Gonna be late. Someone jumped in front of our train.
i love that feeling when you wake up and have no idea how you got back to your dorm or why you have mac and cheese on your cheeks and eyelashes in your mouth
i was debating whether to load antoher bowl when i realized i was holding a sandwich in one hand and a cookie in the other. and laughing.
I woke up to him yelling "WHO SLEEPS WITH A BEER IN THEIR HAND?!?" this of course, startled me awake and made me spill the aforementioned beer. So I guess the a answer is- not this girl, not anymore. Asshole
Now I get the fucking shakes every time I hear I'm Sexy And I Know It. Thanks, Captain Morgan.
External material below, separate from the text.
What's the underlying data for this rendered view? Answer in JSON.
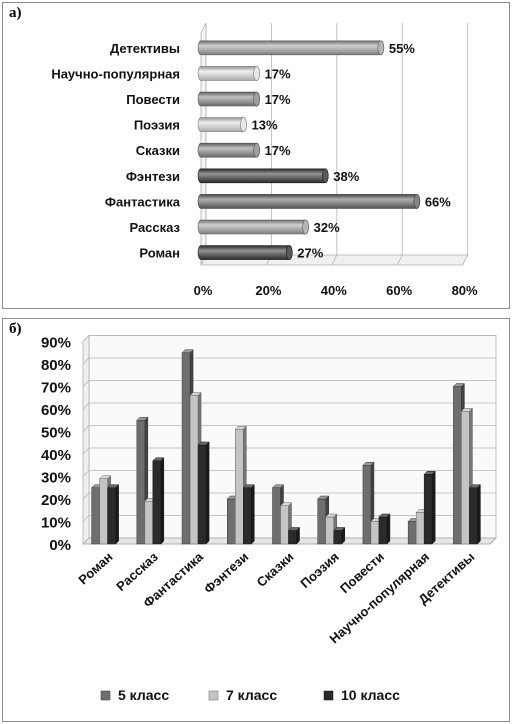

We were Chugging coronas for the soul purpose of launching limes out of the 3rd story window, I'd say it was a good weekend
You are like the only girl I know who tells their booty call to go find another girl just cause you want more sleep.
He tried to reenact Braveheart's freedom scream but got tackled by his drunk roommate who thought he was yelling that the handle he was holding up was free.
Sure go ahead and start this 'business' with him...just don't come crying to me when you have to fake your own death in two years
I think that all guys are assholes, some of them just have less assholeish qualities that we accept in our lives and that we can look past enough to deal. They have to be a pretty special asshole.
On the bright side, only one more day until we aren't sober anymore.
He fucked me on the hood of my car outside his work, and now I'm paranoid that the doggie day care next door might have security cameras.
Well, I just puked in the shower in case anyone wants an update on how my day is going
I feel asleep with my contacts in, with my arms wrapped around a bottle of vodka. Also... Do we have class today?